The American Council of the Blind takes strong exception to the representations of David Barram, administrator of the General Services Administration ["GSA Shift Hurting Nonprofits; Warehouse Closures May Mean Layoffs for Blind Workers," news story, Sept. 28].

GSA argues that it did not "intend" to throw blind workers out of their jobs and that it is "going to look at that hard and make sure we didn't do anything inadvertent." Intended or not, 23 blind people are now not working and up to 1,400 more are at risk of losing their jobs.

The reality here is clear. GSA deliberately followed the path of reinventing government without sufficient thought as to what the consequences would be. Now a major agency -- which got where it is partly on the promise that "America has nobody to waste" -- finds itself putting the jobs of 1,400 blind workers and 2,000 federal employees at risk.

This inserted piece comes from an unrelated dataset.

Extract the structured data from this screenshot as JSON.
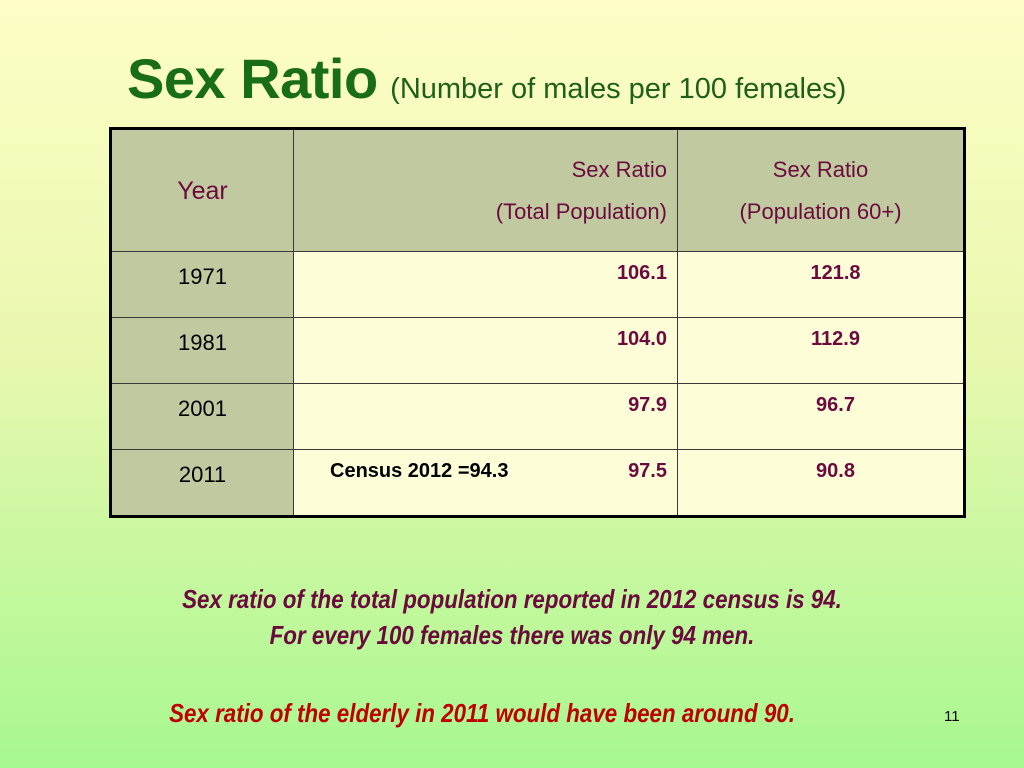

In the face of this reality we get rhetoric rather than commitment to the three steps GSA needs to take. First, it should slow down the closing of distribution depots to allow other systems to ramp up to carry the load. Second, it should make an unequivocal statement to federal customers that the products made by blind workers are still available and customers need to be buying those products under the law. Third, it should put a management scheme in place that thinks through decisions and actions, preventing crisis when possible and managing it quickly when unintended results occur.

Those workers who make the pens and other items for government purchase are everyday people with everyday lives. They have families and they work hard. They don't earn anything near what a GSA administrator earns, but they do earn their wages, and it's time GSA took action to honor the trust these folks have placed in the decisions of the administrator.